昨日は昭和の日だそうである。全く知らなかった。10数年前から変わっていたらしい。
以前は天皇誕生日だった。それがみどりの日に変わったことは知っていたが、昭和の日になっていたとは知らなかった。
昭和の日ということであるから、あの昭和を思い起こし、懐かしむ日ということになる。昭和は64年続いた。
昭和を思い起こすと言っても世代によって昭和の風景は異なるはずである。
ある新聞では昭和を3つに分けていた。「初めの20年は戦争と原爆。次の20年は復興と成長。残りの20年は欲望と狂乱」
そして「騒々しかった冒険劇の幕が下りると同時にすべては崩壊した。
昭和は長すぎた」と論じていた。
しかし約60年の間に、日本人が何百万人も戦争で死に、そして焼け跡から復興して豊かになって世界第2位の経済大国にまでなり、そしてバブル崩壊によって社会が停滞したことが昭和であることは事実である。まさに小説のような世界である。
歳をとってみて、20年という歳月は早いものであることを知った。
私が20歳くらいの頃、そのわずか20年くらい前まで戦争があり、多くの若者が死んだ時代があったのである。
戦争を忘れてはならないというが忘れてしまうものである。
私は団塊の世代であるから戦争のことは全く知らない。
社会に出たときは高度成長の真っただ中ということになる。
バブル時代を経験し、その崩壊も見届けた世代である。
昭和の記憶は、子供の頃見た戦災で焼け残った工場の赤さびたトタン屋根と、社会人になってみた東京のネオンの華やかさである。
美空ひばりさんは平成元年に亡くなられている。昭和の終焉とともに世を去ったことになる。まさに昭和の歌姫であった。
昭和世代は「いい気なもんだ」と若い世代から非難されている。
高度経済成長期で頑張ったというが、それは外国の戦争や貧困のお陰ではないか。
結局は飲めや歌えのバブルで日本をダメにした人たち。幸運に恵まれただけだという自覚がない。それなのに何かにつけ偉そうなことを口にする。
まさにその通りだと思う。
日本は、ちょっと頭のいい生徒が、あまり勉強が好きではない生徒ばかりのクラスでトップになったということである。
平成以後、日本に低迷が続いていると言われる。しかし世界第3位の経済大国である。世界のトップスリーということであればすごいことではないかと思うが、そうでもないようである。

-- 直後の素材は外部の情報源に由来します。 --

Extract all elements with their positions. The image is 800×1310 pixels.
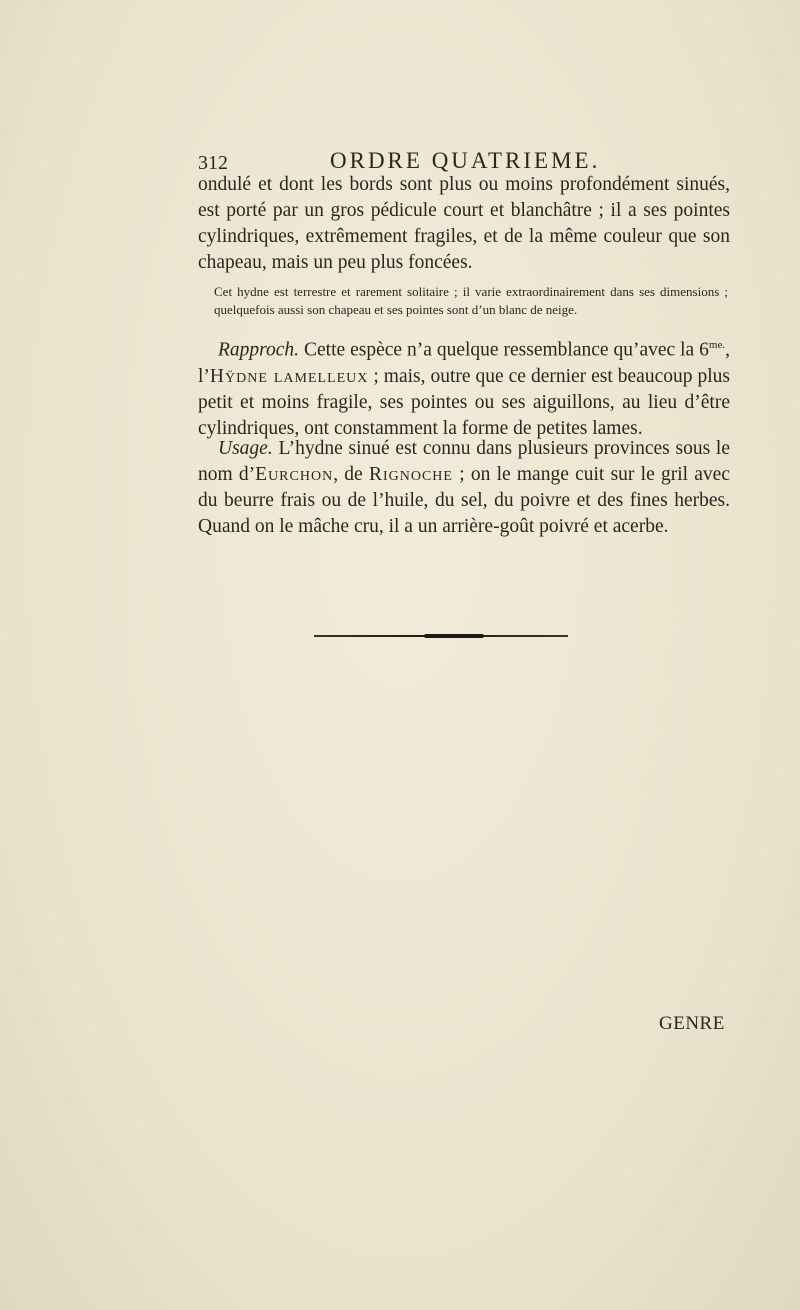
running-title: ORDRE QUATRIEME. xyxy=(330,148,601,173)
rapproch-species-name: Hÿdne lamelleux xyxy=(209,365,369,387)
usage-text-b: , de xyxy=(333,464,369,485)
catchword: GENRE xyxy=(659,1013,725,1034)
paragraph-description: ondulé et dont les bords sont plus ou moins profondément sinués, est porté par un gros pédicule court et blanchâtre ; il a ses pointes cylindriques, extrêmement fragiles, et de la même couleur que son chapeau, mais un peu plus foncées. xyxy=(198,174,730,273)
paragraph-rapproch xyxy=(198,332,730,442)
rapproch-superscript: me. xyxy=(708,339,726,351)
rapproch-label: Rapproch. xyxy=(218,339,300,361)
usage-common-name-2: Rignoche xyxy=(368,464,453,485)
usage-text-c: ; on le mange cuit sur le gril avec du beurre frais ou de l’huile, du sel, du poivre et des fines herbes. Quand on le mâche cru, il a un arrière-goût poivré et acerbe. xyxy=(198,464,730,537)
page-number: 312 xyxy=(198,152,228,174)
section-divider xyxy=(314,635,568,637)
footnote-habitat: Cet hydne est terrestre et rarement solitaire ; il varie extraordinairement dans ses dimensions ; quelquefois aussi son chapeau et ses pointes sont d’un blanc de neige. xyxy=(214,284,728,317)
usage-common-name-1: Eurchon xyxy=(255,464,334,485)
rapproch-text-a: Cette espèce n’a quelque ressemblance qu’avec la 6 xyxy=(299,339,709,361)
paragraph-usage xyxy=(198,436,730,540)
rapproch-text-b: , l’ xyxy=(198,339,730,387)
usage-text-a: L’hydne sinué est connu dans plusieurs provinces sous le nom d’ xyxy=(198,438,730,485)
usage-label: Usage. xyxy=(218,438,273,459)
rapproch-text-c: ; mais, outre que ce dernier est beaucoup plus petit et moins fragile, ses pointes ou ses aiguillons, au lieu d’être cylindriques, ont constamment la forme de petites lames. xyxy=(198,365,730,439)
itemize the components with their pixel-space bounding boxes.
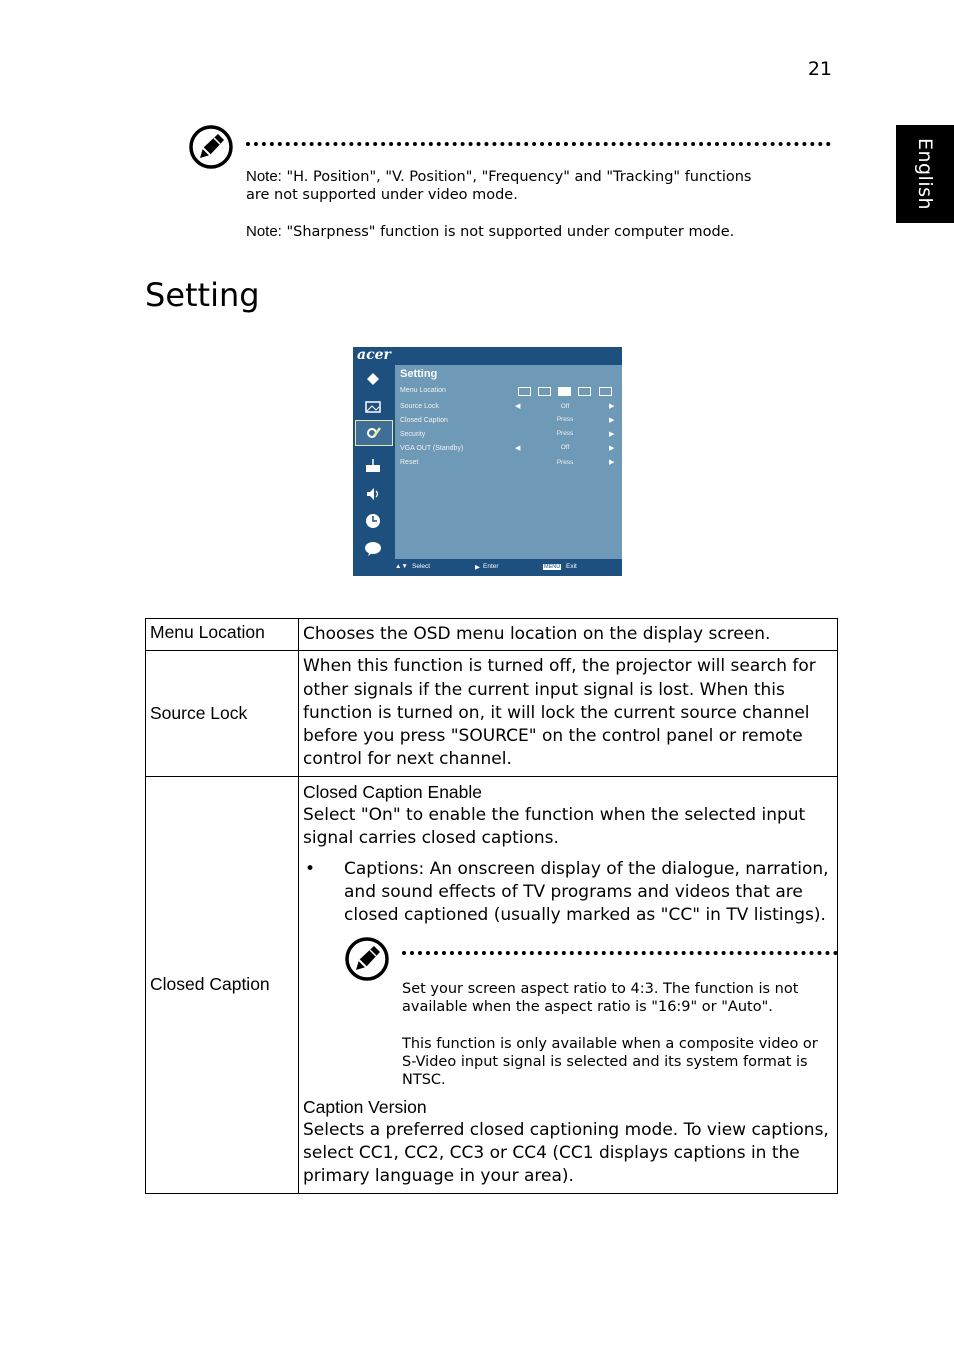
row-desc-closed-caption	[299, 776, 838, 1193]
osd-footer-select: Select	[412, 563, 431, 570]
language-icon	[364, 539, 382, 557]
row-desc-menu-location: Chooses the OSD menu location on the display screen.	[299, 619, 838, 651]
table-row	[146, 651, 838, 776]
note-pen-icon	[344, 936, 390, 982]
section-title: Setting	[145, 276, 260, 314]
page-number: 21	[807, 58, 832, 80]
keyboard-icon	[364, 457, 382, 475]
osd-right-arrow-icon: ▶	[609, 444, 615, 452]
row-name-source-lock: Source Lock	[146, 651, 299, 776]
osd-left-arrow-icon: ◀	[515, 402, 521, 410]
note-label: Note:	[246, 168, 282, 185]
note-divider	[246, 142, 831, 146]
caption-version-text: Selects a preferred closed captioning mode. To view captions, select CC1, CC2, CC3 or CC4 (CC1 displays captions in the primary language in your area).	[303, 1119, 829, 1187]
osd-logo: acer	[357, 347, 391, 363]
closed-caption-note-2: This function is only available when a composite video or S-Video input signal is selected and its system format is NTSC.	[402, 1035, 818, 1088]
osd-footer-exit: Exit	[566, 563, 577, 570]
image-icon	[364, 398, 382, 416]
osd-right-arrow-icon: ▶	[609, 458, 615, 466]
note-label: Note:	[246, 223, 282, 240]
osd-updown-icon: ▲▼	[395, 563, 408, 570]
note-pen-icon	[188, 124, 234, 170]
bullet-icon: •	[305, 858, 316, 879]
row-name-closed-caption: Closed Caption	[146, 776, 299, 1193]
osd-enter-icon: ▶	[475, 564, 480, 571]
osd-title: Setting	[400, 368, 438, 380]
captions-bullet	[303, 858, 833, 928]
note-1	[246, 168, 826, 204]
language-tab-label: English	[914, 137, 936, 211]
setting-icon	[365, 424, 383, 442]
closed-caption-enable-heading: Closed Caption Enable	[303, 781, 483, 802]
osd-footer-enter: Enter	[483, 563, 499, 570]
osd-right-arrow-icon: ▶	[609, 430, 615, 438]
osd-value-closed-caption: Press	[556, 416, 574, 423]
closed-caption-note-1: Set your screen aspect ratio to 4:3. The function is not available when the aspect ratio is "16:9" or "Auto".	[402, 980, 799, 1015]
note-2	[246, 223, 826, 241]
row-name-menu-location: Menu Location	[146, 619, 299, 651]
osd-item-source-lock: Source Lock	[400, 403, 439, 410]
osd-header-bar	[353, 347, 622, 365]
osd-value-vga-out: Off	[560, 444, 570, 451]
osd-menu-screenshot	[353, 347, 622, 576]
osd-right-arrow-icon: ▶	[609, 416, 615, 424]
closed-caption-note	[303, 928, 833, 1096]
table-row	[146, 776, 838, 1193]
note-2-text: "Sharpness" function is not supported under computer mode.	[286, 224, 735, 240]
settings-table	[145, 618, 838, 1194]
row-desc-source-lock: When this function is turned off, the projector will search for other signals if the current input signal is lost. When this function is turned on, it will lock the current source channel before you press "SOURCE" on the control panel or remote control for next channel.	[299, 651, 838, 776]
osd-location-box-3	[558, 387, 571, 396]
table-row	[146, 619, 838, 651]
osd-location-box-4	[578, 387, 591, 396]
closed-caption-enable-text: Select "On" to enable the function when the selected input signal carries closed captions.	[303, 805, 806, 849]
speaker-icon	[364, 485, 382, 503]
language-tab	[896, 125, 954, 223]
osd-item-menu-location: Menu Location	[400, 387, 446, 394]
osd-item-security: Security	[400, 431, 426, 438]
note-divider	[402, 951, 838, 955]
osd-location-box-1	[518, 387, 531, 396]
caption-version-heading: Caption Version	[303, 1096, 427, 1117]
note-1-text-cont: are not supported under video mode.	[246, 187, 518, 203]
note-1-text: "H. Position", "V. Position", "Frequency" and "Tracking" functions	[286, 169, 752, 185]
osd-value-reset: Press	[556, 459, 574, 466]
osd-location-box-5	[599, 387, 612, 396]
osd-sidebar	[353, 365, 395, 560]
osd-footer-menu-key: MENU	[544, 564, 561, 570]
osd-value-source-lock: Off	[560, 403, 570, 410]
osd-item-closed-caption: Closed Caption	[400, 417, 448, 424]
color-icon	[364, 370, 382, 388]
osd-item-reset: Reset	[400, 459, 419, 466]
osd-left-arrow-icon: ◀	[515, 444, 521, 452]
osd-right-arrow-icon: ▶	[609, 402, 615, 410]
osd-value-security: Press	[556, 430, 574, 437]
osd-selected-setting	[355, 420, 393, 446]
osd-item-vga-out: VGA OUT (Standby)	[400, 445, 464, 452]
osd-location-box-2	[538, 387, 551, 396]
captions-bullet-text: Captions: An onscreen display of the dialogue, narration, and sound effects of TV programs and videos that are closed captioned (usually marked as "CC" in TV listings).	[344, 858, 829, 926]
timer-icon	[364, 512, 382, 530]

世界のトップ企業50の中に以前は36社も入っていたが、今はトヨタが35位にいるだけだという。
年収の平均額は韓国に抜かれて、世界第3位の経済大国はもうじきドイツに変わるという。
昔秋葉原で部品を買っていたような台湾の会社に日本の電機メーカーが買収されている。
戦後トランジスタラジオなどで世界的メーカーとなった会社の直近決算は最高だったというが、音楽事業とかゲーム機などの販売によるらしい。
物を作るのは後進国で、先進国はいわば利ザヤで儲ける、というのならそれでいいが、そんなうまい話がいつまで続くのか。
昭和は戦争、復興、バブルということになる。
バブルを体験した世代はもう社会の第一線を退いている。
バブルの絶頂期を、株価が4万円にもなろうという昭和64年(平成元年)とすれば、その時30歳であった人は今65歳、40歳であった人は75歳である。昭和もバブルも遠い話になってしまった。
しかし昭和は江戸時代の末期から明治、大正を通じて捉えるものではないかと思う。
昭和には確かに壊滅的な戦争があったが、それは明治以降続く、日本の在り方、というものがもたらしたものではないかと思うのである。
日本は民主主義を獲得した国ではない、民主主義を教わった国である。この違いは社会のあらゆる面で大きく影響している。
マッカーサーは日本人の精神年齢をを12歳と見たが、間違った指摘ではない。
問題なのはその指摘後である。昭和の時代、分別ある壮年の社会に日本がなったとは思えない。せっかく作り上げてきた社会をバブルに踊ってダメにしてしまった。